Answer
$16 \pi \text{ cubic feet per 1 foot change in radius}$
Work Step by Step
Let us say that the tangent Line contains the points $(x, c)$. The slope the tangent Line to the graph of $f(x)$ at $(x, c)$ can be written as $f'(x) =\lim\limits_{x \to c} \dfrac{f(x)-f(c)}{x-c} ...(1)$
In order to find the rate of change of volume with respect to radius, we will use equation (1).

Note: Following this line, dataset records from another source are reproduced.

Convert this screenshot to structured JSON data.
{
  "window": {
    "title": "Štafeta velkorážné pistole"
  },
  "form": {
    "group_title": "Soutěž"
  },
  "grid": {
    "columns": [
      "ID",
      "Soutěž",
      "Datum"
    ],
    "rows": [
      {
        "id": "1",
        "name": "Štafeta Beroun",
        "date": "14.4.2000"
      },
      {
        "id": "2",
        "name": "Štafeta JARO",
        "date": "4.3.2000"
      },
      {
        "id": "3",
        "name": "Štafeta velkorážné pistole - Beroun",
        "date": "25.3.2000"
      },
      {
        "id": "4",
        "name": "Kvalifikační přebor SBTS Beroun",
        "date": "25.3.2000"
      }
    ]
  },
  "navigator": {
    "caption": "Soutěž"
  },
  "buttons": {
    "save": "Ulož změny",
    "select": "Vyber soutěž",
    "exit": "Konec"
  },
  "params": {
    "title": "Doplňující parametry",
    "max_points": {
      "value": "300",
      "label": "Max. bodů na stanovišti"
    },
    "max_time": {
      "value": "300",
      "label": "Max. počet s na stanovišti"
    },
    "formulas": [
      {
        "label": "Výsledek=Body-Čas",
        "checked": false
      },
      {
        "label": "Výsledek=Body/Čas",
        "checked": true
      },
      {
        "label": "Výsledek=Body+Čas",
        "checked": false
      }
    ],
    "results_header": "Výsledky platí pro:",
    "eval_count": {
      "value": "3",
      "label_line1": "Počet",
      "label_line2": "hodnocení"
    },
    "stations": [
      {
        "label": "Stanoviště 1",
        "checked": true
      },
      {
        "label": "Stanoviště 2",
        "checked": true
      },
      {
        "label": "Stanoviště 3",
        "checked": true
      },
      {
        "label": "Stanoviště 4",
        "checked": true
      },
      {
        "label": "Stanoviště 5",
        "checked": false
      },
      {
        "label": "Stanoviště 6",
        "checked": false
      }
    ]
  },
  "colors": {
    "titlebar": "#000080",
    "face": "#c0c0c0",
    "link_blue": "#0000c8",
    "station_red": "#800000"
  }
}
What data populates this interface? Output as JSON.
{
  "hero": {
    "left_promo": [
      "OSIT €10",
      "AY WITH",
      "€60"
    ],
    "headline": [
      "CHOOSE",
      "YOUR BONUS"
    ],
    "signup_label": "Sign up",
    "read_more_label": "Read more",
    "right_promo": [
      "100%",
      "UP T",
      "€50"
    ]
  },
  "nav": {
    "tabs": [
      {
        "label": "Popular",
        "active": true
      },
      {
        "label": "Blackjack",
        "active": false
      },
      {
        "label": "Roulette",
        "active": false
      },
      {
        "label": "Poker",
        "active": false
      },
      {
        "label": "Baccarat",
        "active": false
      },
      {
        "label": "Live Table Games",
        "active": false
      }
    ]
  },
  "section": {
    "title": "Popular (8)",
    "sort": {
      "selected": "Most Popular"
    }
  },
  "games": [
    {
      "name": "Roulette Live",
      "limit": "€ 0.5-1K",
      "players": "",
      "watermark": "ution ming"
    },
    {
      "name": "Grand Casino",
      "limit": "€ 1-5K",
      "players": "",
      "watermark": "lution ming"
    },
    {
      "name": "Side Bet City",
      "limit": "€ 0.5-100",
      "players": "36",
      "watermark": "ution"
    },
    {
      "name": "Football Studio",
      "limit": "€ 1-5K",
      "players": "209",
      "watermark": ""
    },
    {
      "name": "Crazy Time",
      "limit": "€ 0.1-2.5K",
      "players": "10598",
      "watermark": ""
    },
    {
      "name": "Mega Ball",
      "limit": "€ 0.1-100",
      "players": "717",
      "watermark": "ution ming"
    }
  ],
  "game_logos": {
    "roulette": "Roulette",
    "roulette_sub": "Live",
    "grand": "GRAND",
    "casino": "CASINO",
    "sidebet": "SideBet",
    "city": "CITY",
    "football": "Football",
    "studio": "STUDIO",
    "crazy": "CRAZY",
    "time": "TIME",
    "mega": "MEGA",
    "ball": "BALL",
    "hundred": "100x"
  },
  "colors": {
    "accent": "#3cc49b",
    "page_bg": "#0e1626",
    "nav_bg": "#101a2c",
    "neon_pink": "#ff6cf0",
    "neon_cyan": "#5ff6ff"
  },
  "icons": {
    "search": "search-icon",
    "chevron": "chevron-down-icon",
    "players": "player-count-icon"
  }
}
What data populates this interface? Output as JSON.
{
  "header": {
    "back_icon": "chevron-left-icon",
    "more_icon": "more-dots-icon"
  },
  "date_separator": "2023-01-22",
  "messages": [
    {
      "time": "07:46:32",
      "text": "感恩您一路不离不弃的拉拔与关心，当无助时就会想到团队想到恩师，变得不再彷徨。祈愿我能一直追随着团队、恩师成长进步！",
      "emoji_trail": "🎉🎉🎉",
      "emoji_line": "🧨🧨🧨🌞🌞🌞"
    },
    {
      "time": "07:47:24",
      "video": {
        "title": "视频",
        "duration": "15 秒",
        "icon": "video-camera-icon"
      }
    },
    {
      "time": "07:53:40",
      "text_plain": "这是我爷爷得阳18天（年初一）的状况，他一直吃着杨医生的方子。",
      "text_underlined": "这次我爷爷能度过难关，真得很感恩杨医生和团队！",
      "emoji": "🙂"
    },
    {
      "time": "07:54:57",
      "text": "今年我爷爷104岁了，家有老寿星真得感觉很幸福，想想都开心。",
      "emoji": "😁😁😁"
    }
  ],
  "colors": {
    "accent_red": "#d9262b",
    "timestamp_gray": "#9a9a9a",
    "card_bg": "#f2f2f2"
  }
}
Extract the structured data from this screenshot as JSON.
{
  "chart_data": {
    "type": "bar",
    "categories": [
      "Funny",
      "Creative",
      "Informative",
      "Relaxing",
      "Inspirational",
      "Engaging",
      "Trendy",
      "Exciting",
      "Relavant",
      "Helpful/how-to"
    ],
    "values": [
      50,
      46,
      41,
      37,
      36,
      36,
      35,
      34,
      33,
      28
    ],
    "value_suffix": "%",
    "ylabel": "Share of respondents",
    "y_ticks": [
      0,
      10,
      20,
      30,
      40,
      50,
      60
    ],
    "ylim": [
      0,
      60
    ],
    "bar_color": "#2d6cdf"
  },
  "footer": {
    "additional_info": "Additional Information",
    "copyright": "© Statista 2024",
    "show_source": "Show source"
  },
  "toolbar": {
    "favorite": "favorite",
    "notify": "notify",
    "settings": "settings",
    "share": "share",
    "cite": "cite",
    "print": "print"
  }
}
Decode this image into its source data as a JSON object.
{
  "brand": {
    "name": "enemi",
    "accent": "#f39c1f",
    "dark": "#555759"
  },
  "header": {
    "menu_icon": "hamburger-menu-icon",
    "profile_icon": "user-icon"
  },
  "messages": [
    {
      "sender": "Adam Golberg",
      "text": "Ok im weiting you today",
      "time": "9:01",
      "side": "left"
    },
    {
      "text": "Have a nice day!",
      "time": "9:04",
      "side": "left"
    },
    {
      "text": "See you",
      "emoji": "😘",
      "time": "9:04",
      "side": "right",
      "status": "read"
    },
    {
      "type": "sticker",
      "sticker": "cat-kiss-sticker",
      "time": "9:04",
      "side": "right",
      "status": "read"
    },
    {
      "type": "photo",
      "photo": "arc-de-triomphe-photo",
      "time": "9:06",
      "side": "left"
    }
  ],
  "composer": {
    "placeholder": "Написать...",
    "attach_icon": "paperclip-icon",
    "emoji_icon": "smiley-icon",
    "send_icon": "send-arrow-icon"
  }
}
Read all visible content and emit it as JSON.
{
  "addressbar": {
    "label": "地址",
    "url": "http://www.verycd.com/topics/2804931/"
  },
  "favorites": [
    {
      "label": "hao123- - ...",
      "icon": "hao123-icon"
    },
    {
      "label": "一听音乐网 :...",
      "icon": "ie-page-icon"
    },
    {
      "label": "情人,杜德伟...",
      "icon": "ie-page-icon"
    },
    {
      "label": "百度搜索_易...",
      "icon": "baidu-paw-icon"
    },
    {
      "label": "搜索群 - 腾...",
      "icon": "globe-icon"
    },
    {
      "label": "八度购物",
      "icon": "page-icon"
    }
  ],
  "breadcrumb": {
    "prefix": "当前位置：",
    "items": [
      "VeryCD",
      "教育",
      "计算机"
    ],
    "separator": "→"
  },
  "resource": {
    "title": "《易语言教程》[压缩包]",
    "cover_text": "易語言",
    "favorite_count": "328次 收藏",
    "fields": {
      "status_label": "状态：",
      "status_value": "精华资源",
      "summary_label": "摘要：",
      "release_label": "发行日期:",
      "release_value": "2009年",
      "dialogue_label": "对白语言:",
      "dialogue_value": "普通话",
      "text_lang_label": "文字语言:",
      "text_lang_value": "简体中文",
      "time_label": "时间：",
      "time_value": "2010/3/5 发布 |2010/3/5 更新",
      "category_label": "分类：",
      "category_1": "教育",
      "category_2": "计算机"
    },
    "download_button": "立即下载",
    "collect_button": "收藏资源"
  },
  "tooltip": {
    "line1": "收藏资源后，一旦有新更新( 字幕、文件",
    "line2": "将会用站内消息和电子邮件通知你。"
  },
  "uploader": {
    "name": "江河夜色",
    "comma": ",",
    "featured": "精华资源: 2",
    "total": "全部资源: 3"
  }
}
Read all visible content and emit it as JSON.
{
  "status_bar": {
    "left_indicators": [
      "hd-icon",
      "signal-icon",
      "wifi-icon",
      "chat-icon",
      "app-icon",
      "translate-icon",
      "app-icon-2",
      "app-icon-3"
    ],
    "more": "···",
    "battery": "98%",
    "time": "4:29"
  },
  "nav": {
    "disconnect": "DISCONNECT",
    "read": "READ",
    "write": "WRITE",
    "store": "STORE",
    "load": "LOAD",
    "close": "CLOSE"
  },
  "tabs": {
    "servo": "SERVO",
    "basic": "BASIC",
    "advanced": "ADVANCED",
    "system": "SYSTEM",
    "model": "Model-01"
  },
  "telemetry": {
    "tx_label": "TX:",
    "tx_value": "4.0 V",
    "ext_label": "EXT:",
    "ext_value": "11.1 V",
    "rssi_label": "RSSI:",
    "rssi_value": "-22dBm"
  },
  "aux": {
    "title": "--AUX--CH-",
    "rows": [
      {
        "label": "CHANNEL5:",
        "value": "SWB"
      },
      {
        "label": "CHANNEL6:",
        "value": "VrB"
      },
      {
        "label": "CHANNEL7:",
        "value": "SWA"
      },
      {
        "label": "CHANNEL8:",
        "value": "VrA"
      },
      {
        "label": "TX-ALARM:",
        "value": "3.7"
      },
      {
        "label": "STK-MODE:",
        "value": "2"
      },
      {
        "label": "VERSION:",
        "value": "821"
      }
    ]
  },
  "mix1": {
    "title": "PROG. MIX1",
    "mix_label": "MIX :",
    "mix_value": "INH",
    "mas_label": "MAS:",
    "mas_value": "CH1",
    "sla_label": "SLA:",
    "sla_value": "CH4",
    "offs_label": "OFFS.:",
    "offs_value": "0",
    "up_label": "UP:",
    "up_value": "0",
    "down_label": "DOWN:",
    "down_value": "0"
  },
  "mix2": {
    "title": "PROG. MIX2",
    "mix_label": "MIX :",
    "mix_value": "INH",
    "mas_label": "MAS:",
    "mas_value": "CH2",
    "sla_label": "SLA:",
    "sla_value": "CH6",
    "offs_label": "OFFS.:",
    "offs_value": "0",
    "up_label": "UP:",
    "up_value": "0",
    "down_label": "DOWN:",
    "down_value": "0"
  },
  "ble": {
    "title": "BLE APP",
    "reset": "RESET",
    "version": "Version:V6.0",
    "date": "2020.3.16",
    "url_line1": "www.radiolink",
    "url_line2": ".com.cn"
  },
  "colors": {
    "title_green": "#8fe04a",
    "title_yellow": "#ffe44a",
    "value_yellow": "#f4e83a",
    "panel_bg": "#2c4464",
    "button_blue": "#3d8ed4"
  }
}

Plug in the given data to obtain:
$$V'(2) =\lim\limits_{r \to 3} \dfrac{V(r)-V(2)}{r-2} \\=\lim\limits_{r \to 2} \dfrac{4/3 r^3 - 32/3 \pi }{(r-2)}\\=\lim\limits_{r \to 2} \dfrac{ \dfrac{4 \pi}{3} (r^3-8) }{(r-2)}\\=\lim\limits_{r \to 2} \dfrac{ \dfrac{4 \pi}{3} [(r-2)(r^2+2r+4) ]}{r-2}\\=\lim\limits_{r \to 2} \dfrac{4}{3}\pi \times (r^2+2r+4) \\=\dfrac{48}{3}\pi \\=16 \pi \text{ cubic feet per foot}$$